# taz.de -- WM-Held mit verqueren Ambitionen: Das war's noch nicht
       
       > Der vereinslose Mario Götze gibt bekannt, die Fußball-Champions League
       > gewinnen zu wollen. Im Ernst?
       
 (IMG) Bild: Huhu, ich bin's, der Mario: Götze im Outfit der Dortmunder Borussia
       
       Selbstvermarktung kann so einfach sein. „Sie kennen mich“, sagt die
       Kanzlerin. „Ich bin’s“, sagt Rainer Langhans auf dem Einband seiner
       Autobiografie. „It’s me Mario“, sagt Mario Götze zu seinen 4,3 Millionen
       Fans auf Twitter. Der Rest ist selbsterklärend. Götze ist Götze. Und Götze
       macht halt Götze-Dinge. Seinen kleinen Sohn, der vor Kurzem auf die Welt
       gekommen ist, stellt er als „Nike boy“ vor.
       
       Ein bisschen weiter unten auf seiner verzwitscherten Werbeplattform posiert
       Götze vor seiner 2.600 Euro teuren Kaffeemaschine. Und überhaupt sieht sein
       nach außen getragenes Leben sehr nach dem Dolce Vita eines begüterten
       Privatiers mit einem gewissen Fitnessanspruch aus. Man weiß allerdings nie
       so genau, ob sich auf Twitter der Avatar von Götze zeigt oder der echte
       Götze. Wobei: Gibt es da überhaupt einen Unterschied?
       
       Götze, nahezu jeder auf diesem Globus weiß es, [1][hat dieses eine wichtige
       Tor geschossen]. Es ist ein Tor für die Ewigkeit, das vieles bewirkt hat,
       unter anderem die Mystifizierung (oder die Vergreisung?) des jetzt auch
       erst 28-jährigen Moppelchens, das mal beim Hombrucher SV gespielt hat. Seit
       2014, den Wundertaten von Rio, ist Götze gefangen in einem Time Warp. Er
       kann tun und lassen, was er will, er kommt immer wieder im WM-Finale an, in
       der Vergangenheit. Nicht dass er es nicht versucht hätte, diesem Sog zu
       entkommen. Aber seit sechs Jahren dümpelt Götzes Karriere irgendwie so
       dahin (immerhin noch besser als bei Schürrle).
       
       ## Huckepack nach Walhalla
       
       Er kann sich kaum in einer Gegenwart der gesteigerten Leistungsansprüche
       halten, und in der Zukunft kommt er schon gar nicht mehr an.
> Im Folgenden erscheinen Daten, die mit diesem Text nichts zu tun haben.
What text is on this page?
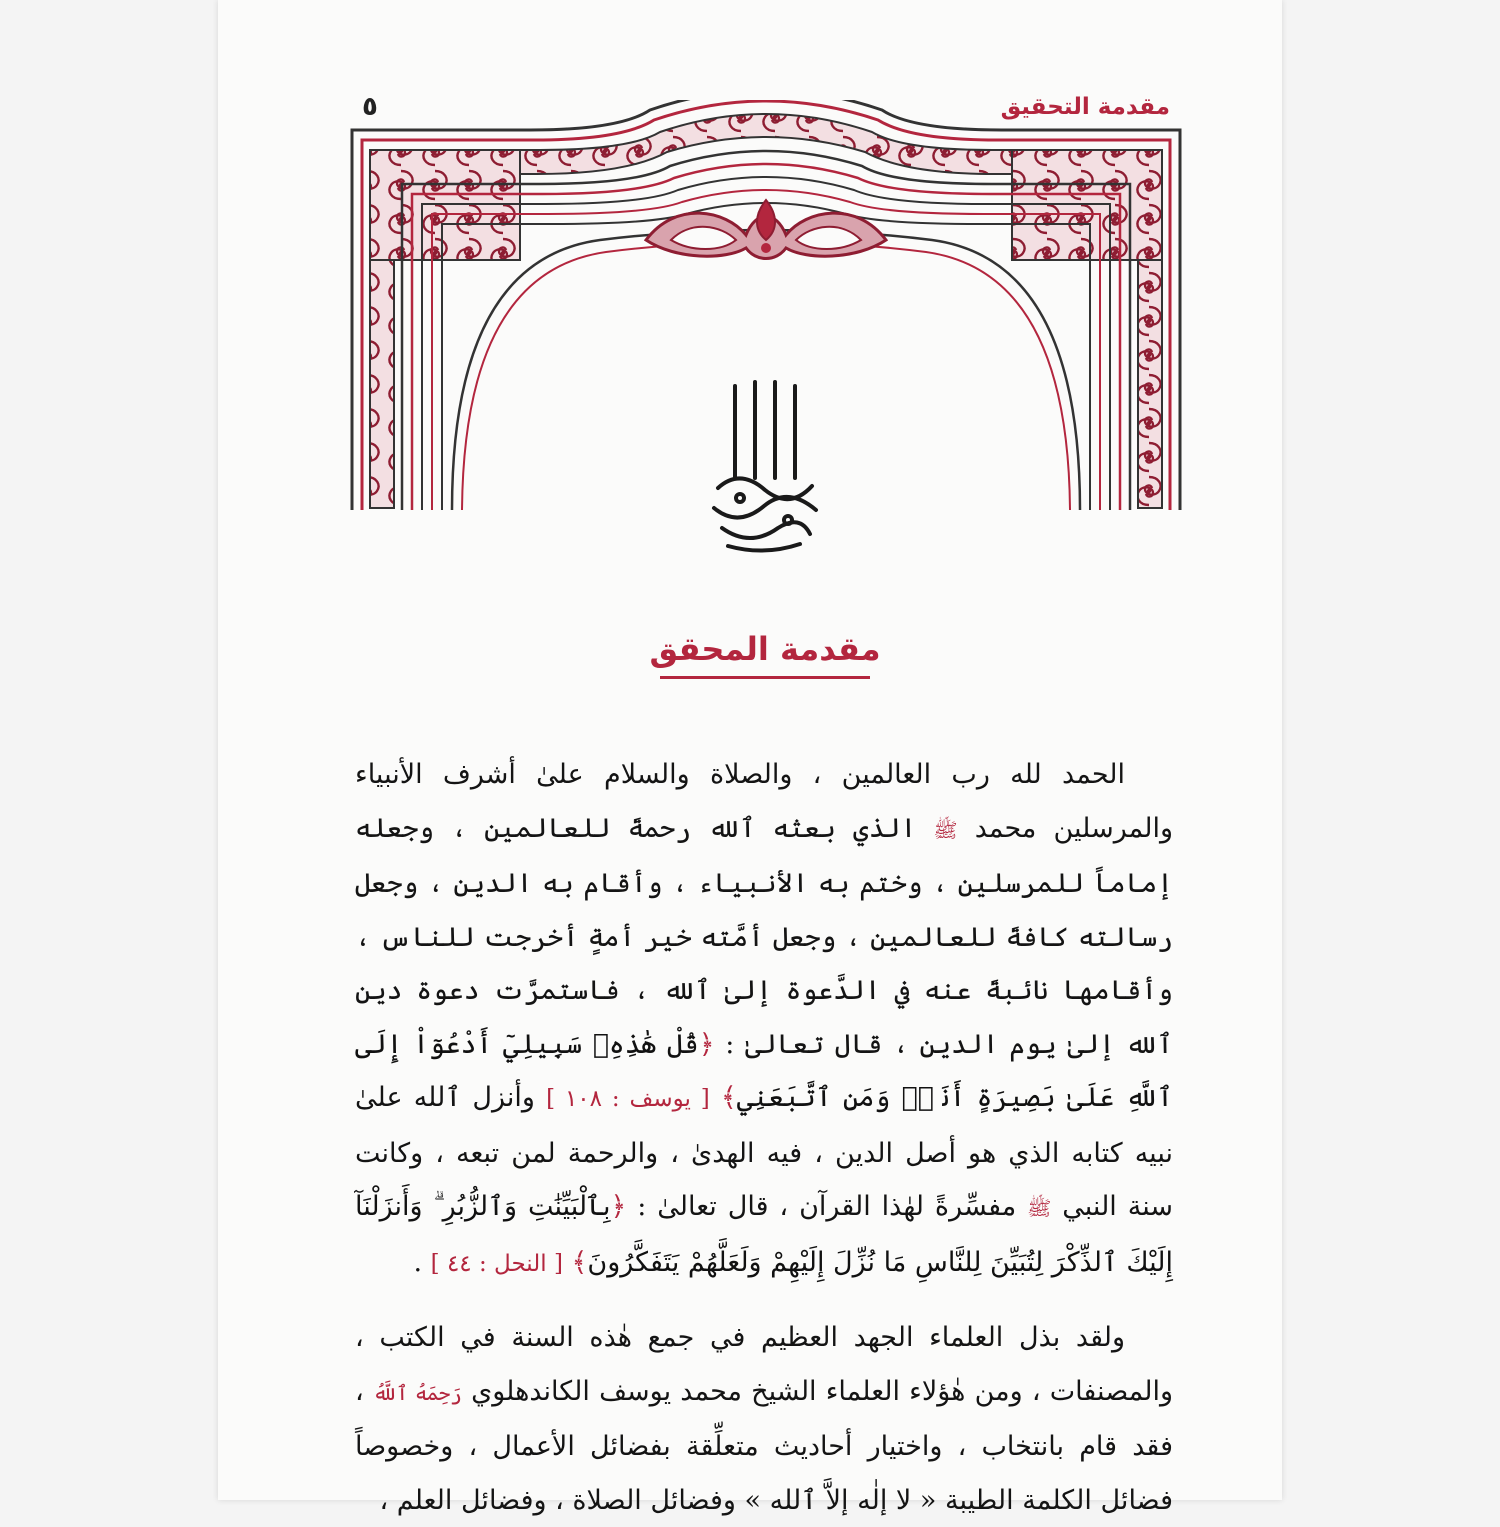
مقدمة التحقيق
٥
مقدمة المحقق

الحمد لله رب العالمين ، والصلاة والسلام علىٰ أشرف الأنبياء والمرسلين محمد ﷺ الذي بعثه ٱلله رحمةً للعالمين ، وجعله إماماً للمرسلين ، وختم به الأنبياء ، وأقام به الدين ، وجعل رسالته كافةً للعالمين ، وجعل أمَّته خير أمةٍ أخرجت للناس ، وأقامها نائبةً عنه في الدَّعوة إلىٰ ٱلله ، فاستمرَّت دعوة دين ٱلله إلىٰ يوم الدين ، قال تعالىٰ : ﴿قُلْ هَٰذِهِۦ سَبِيلِيٓ أَدْعُوٓاْ إِلَى ٱللَّهِ عَلَىٰ بَصِيرَةٍ أَنَا۠ وَمَنِ ٱتَّبَعَنِي﴾ [ يوسف : ١٠٨ ] وأنزل ٱلله علىٰ نبيه كتابه الذي هو أصل الدين ، فيه الهدىٰ ، والرحمة لمن تبعه ، وكانت سنة النبي ﷺ مفسِّرةً لهٰذا القرآن ، قال تعالىٰ : ﴿بِٱلْبَيِّنَٰتِ وَٱلزُّبُرِ ۗ وَأَنزَلْنَآ إِلَيْكَ ٱلذِّكْرَ لِتُبَيِّنَ لِلنَّاسِ مَا نُزِّلَ إِلَيْهِمْ وَلَعَلَّهُمْ يَتَفَكَّرُونَ﴾ [ النحل : ٤٤ ] .

ولقد بذل العلماء الجهد العظيم في جمع هٰذه السنة في الكتب ، والمصنفات ، ومن هٰؤلاء العلماء الشيخ محمد يوسف الكاندهلوي رَحِمَهُ ٱللَّهُ ، فقد قام بانتخاب ، واختيار أحاديث متعلِّقة بفضائل الأعمال ، وخصوصاً فضائل الكلمة الطيبة « لا إلٰه إلاَّ ٱلله » وفضائل الصلاة ، وفضائل العلم ،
Immer wenn er
       einen Kniff gefunden zu haben scheint, wie er der Größe dieses Tores
       entkommen kann, wird er zurückgeworfen: Verletzungen, eine rätselhafte
       Myopathie, demütigende Auswechslungen oder gar die Nichtberücksichtigung im
       Kader.
       
       Wer glaubt eigentlich noch an ihn? Vor allem er selbst. In einem Interview
       mit der Bild-Zeitung hat der vereinslose Kicker – sein Vertrag bei Borussia
       Dortmund ist ausgelaufen – jetzt gesagt, er möchte in seiner Karriere
       wenigstens einmal noch die Champions League gewinnen. Echt jetzt?, fragen
       sich die Fußballsachverständigen nicht nur in den sozialen Medien. Wer
       nimmt Götze auf und verwirklicht ihm diesen Traum? Gibt es einen Verein,
       der den Veteran huckepack nimmt und nach Walhalla trägt?
       
       Welcher Klub schraubt seine Personalkosten für einen Ergänzungsspieler mit
       verblichenem Heiligenschein in die Höhe? Es ist ja schön zu sehen, dass
       Götze noch Ambitionen in Europas großen Ligen hat und nicht auf Gnadenhöfe
       in die USA, China oder an den Golf ausweicht. Aber in der DAZN-Doku „Being
       Mario Götze“ sagt der Hauptdarsteller eben auch, man dürfe die Realität
       nicht aus den Augen verlieren. Die Realität ist, dass Götze noch immer ein
       solider Rollenspieler im Mittelfeld ist, der gelegentlich den Angriff
       vitalisiert, meistens jedoch mesmerisiert.
       
       Trotz seiner offensichtlichen Defizite arbeitet Götze mit Macht daran, sich
       in einen Kader zu quetschen. Erst versuchte er sein Glück mit dem Berater
       Reza Fazeli (International Soccer Management), jetzt vetritt ihn [2][Lian
       Sports, eine große Agentur], die unter anderem die Karriere von Leroy Sané
       verwaltet. Das Transferfenster ist bis Oktober geöffnet. Der Nike Boy will
       es noch einmal wissen. Seine Workouts, die er auf Twitter präsentiert,
       sehen auch schon recht eindrucksvoll aus.